Background: Malignant mesothelioma (MM) is an exceedingly rare tumor with poor prognosis due to the limited availability of effective treatment. Immunotherapy has emerged as a novel treatment approach for MM, but less than 40% of the patients benefit from it. Thus, it is necessary to identify accurate and effective biomarkers that can predict the overall survival (OS) and immunotherapy efficacy for MM.

Methods: DNA sequencing was used to identify the genomic landscape based on the data from 86 Chinese patients. T cell receptor (TCR) sequencing was used to characterize MM TCR repertoires of 28 patients between October 2016 and April 2023.
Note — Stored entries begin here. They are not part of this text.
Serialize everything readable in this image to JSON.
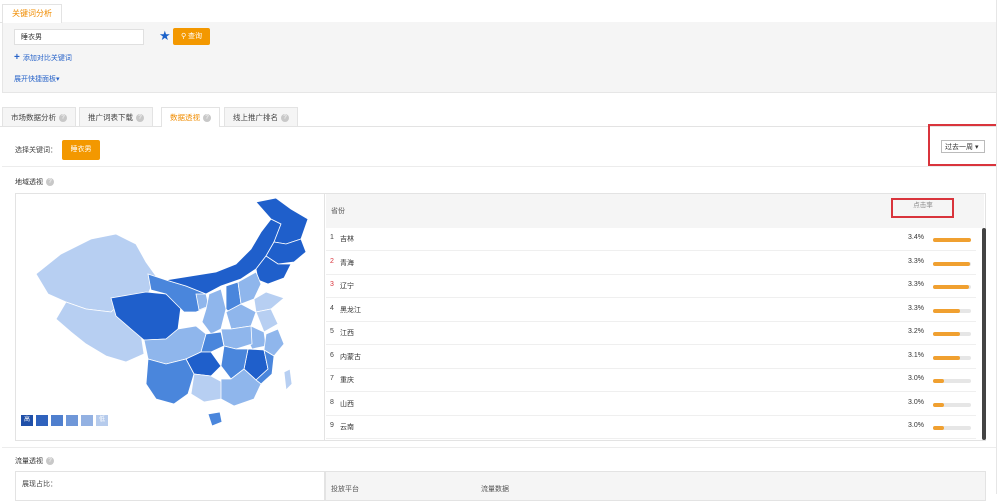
{
  "top_tab": {
    "label": "关键词分析"
  },
  "search": {
    "value": "睡衣男",
    "query_label": "查询"
  },
  "links": {
    "add_compare": "添加对比关键词",
    "expand_panel": "展开快捷面板▾"
  },
  "tabs": [
    {
      "label": "市场数据分析",
      "active": false
    },
    {
      "label": "推广词表下载",
      "active": false
    },
    {
      "label": "数据透视",
      "active": true
    },
    {
      "label": "线上推广排名",
      "active": false
    }
  ],
  "keyword_select": {
    "label": "选择关键词：",
    "value": "睡衣男"
  },
  "period": {
    "selected": "过去一周 ▾"
  },
  "region": {
    "title": "地域透视",
    "legend": {
      "high": "高",
      "low": "低"
    },
    "table": {
      "col_province": "省份",
      "col_metric": "点击率",
      "rows": [
        {
          "rank": "1",
          "name": "吉林",
          "value": "3.4%",
          "fill": 1.0
        },
        {
          "rank": "2",
          "name": "青海",
          "value": "3.3%",
          "fill": 0.97
        },
        {
          "rank": "3",
          "name": "辽宁",
          "value": "3.3%",
          "fill": 0.96
        },
        {
          "rank": "4",
          "name": "黑龙江",
          "value": "3.3%",
          "fill": 0.72
        },
        {
          "rank": "5",
          "name": "江西",
          "value": "3.2%",
          "fill": 0.7
        },
        {
          "rank": "6",
          "name": "内蒙古",
          "value": "3.1%",
          "fill": 0.7
        },
        {
          "rank": "7",
          "name": "重庆",
          "value": "3.0%",
          "fill": 0.3
        },
        {
          "rank": "8",
          "name": "山西",
          "value": "3.0%",
          "fill": 0.3
        },
        {
          "rank": "9",
          "name": "云南",
          "value": "3.0%",
          "fill": 0.3
        }
      ]
    }
  },
  "flow": {
    "title": "流量透视",
    "exposure_label": "展现占比：",
    "col_platform": "投放平台",
    "col_flow": "流量数据"
  },
  "colors": {
    "accent": "#f39800",
    "link": "#2763c9",
    "highlight": "#d9343c",
    "map_dark": "#1f5fcb",
    "map_mid": "#4a86dc",
    "map_light": "#8fb6ec",
    "map_pale": "#b7cff2"
  }
}
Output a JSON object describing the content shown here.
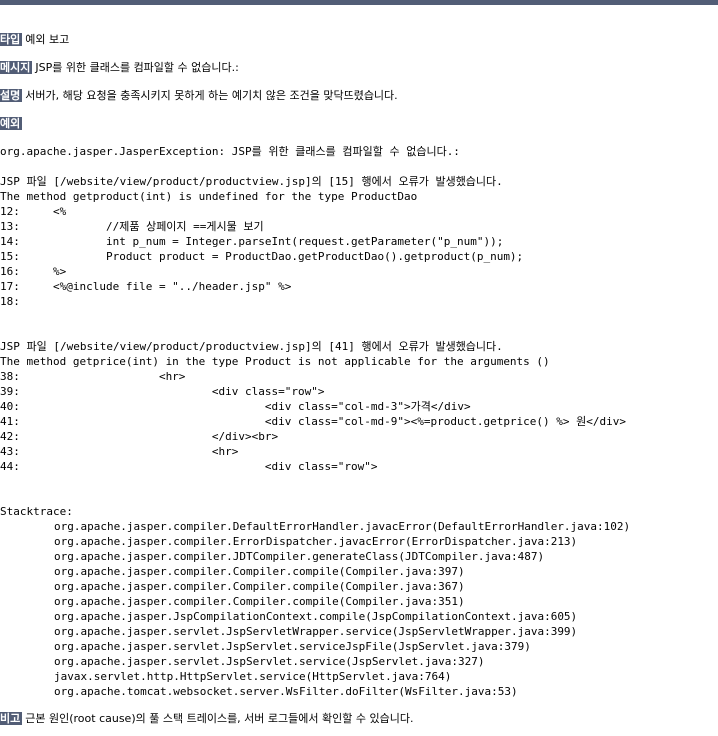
{
  "type": {
    "label": "타입",
    "value": "예외 보고"
  },
  "message": {
    "label": "메시지",
    "value": "JSP를 위한 클래스를 컴파일할 수 없습니다.:"
  },
  "description": {
    "label": "설명",
    "value": "서버가, 해당 요청을 충족시키지 못하게 하는 예기치 않은 조건을 맞닥뜨렸습니다."
  },
  "exception": {
    "label": "예외"
  },
  "exception_header": "org.apache.jasper.JasperException: JSP를 위한 클래스를 컴파일할 수 없습니다.:",
  "error1": {
    "location": "JSP 파일 [/website/view/product/productview.jsp]의 [15] 행에서 오류가 발생했습니다.",
    "message": "The method getproduct(int) is undefined for the type ProductDao",
    "lines": [
      "12:     <%",
      "13:             //제품 상페이지 ==게시물 보기",
      "14:             int p_num = Integer.parseInt(request.getParameter(\"p_num\"));",
      "15:             Product product = ProductDao.getProductDao().getproduct(p_num);",
      "16:     %>",
      "17:     <%@include file = \"../header.jsp\" %>",
      "18:"
    ]
  },
  "error2": {
    "location": "JSP 파일 [/website/view/product/productview.jsp]의 [41] 행에서 오류가 발생했습니다.",
    "message": "The method getprice(int) in the type Product is not applicable for the arguments ()",
    "lines": [
      "38:                     <hr>",
      "39:                             <div class=\"row\">",
      "40:                                     <div class=\"col-md-3\">가격</div>",
      "41:                                     <div class=\"col-md-9\"><%=product.getprice() %> 원</div>",
      "42:                             </div><br>",
      "43:                             <hr>",
      "44:                                     <div class=\"row\">"
    ]
  },
  "stacktrace": {
    "title": "Stacktrace:",
    "frames": [
      "org.apache.jasper.compiler.DefaultErrorHandler.javacError(DefaultErrorHandler.java:102)",
      "org.apache.jasper.compiler.ErrorDispatcher.javacError(ErrorDispatcher.java:213)",
      "org.apache.jasper.compiler.JDTCompiler.generateClass(JDTCompiler.java:487)",
      "org.apache.jasper.compiler.Compiler.compile(Compiler.java:397)",
      "org.apache.jasper.compiler.Compiler.compile(Compiler.java:367)",
      "org.apache.jasper.compiler.Compiler.compile(Compiler.java:351)",
      "org.apache.jasper.JspCompilationContext.compile(JspCompilationContext.java:605)",
      "org.apache.jasper.servlet.JspServletWrapper.service(JspServletWrapper.java:399)",
      "org.apache.jasper.servlet.JspServlet.serviceJspFile(JspServlet.java:379)",
      "org.apache.jasper.servlet.JspServlet.service(JspServlet.java:327)",
      "javax.servlet.http.HttpServlet.service(HttpServlet.java:764)",
      "org.apache.tomcat.websocket.server.WsFilter.doFilter(WsFilter.java:53)"
    ]
  },
  "note": {
    "label": "비고",
    "value": "근본 원인(root cause)의 풀 스택 트레이스를, 서버 로그들에서 확인할 수 있습니다."
  }
}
Results: Patients with TP53, NF2, or CDKN2A variants at the genomic level, as well as those exhibiting lower Shannon index (<6.637), lower evenness (<0.028), or higher clonality (≥0.194) according to baseline tumor tissue TCR indexes, demonstrated poorer OS. Furthermore, patients with TP53, CDKN2A, or CDKN2B variants and those with a lower evenness (<0.030) in baseline tumor tissue showed worse immunotherapy efficacy. The present study is the first to identify five special TCR Vβ-Jβ rearrangements associated with MM immunotherapy efficacy.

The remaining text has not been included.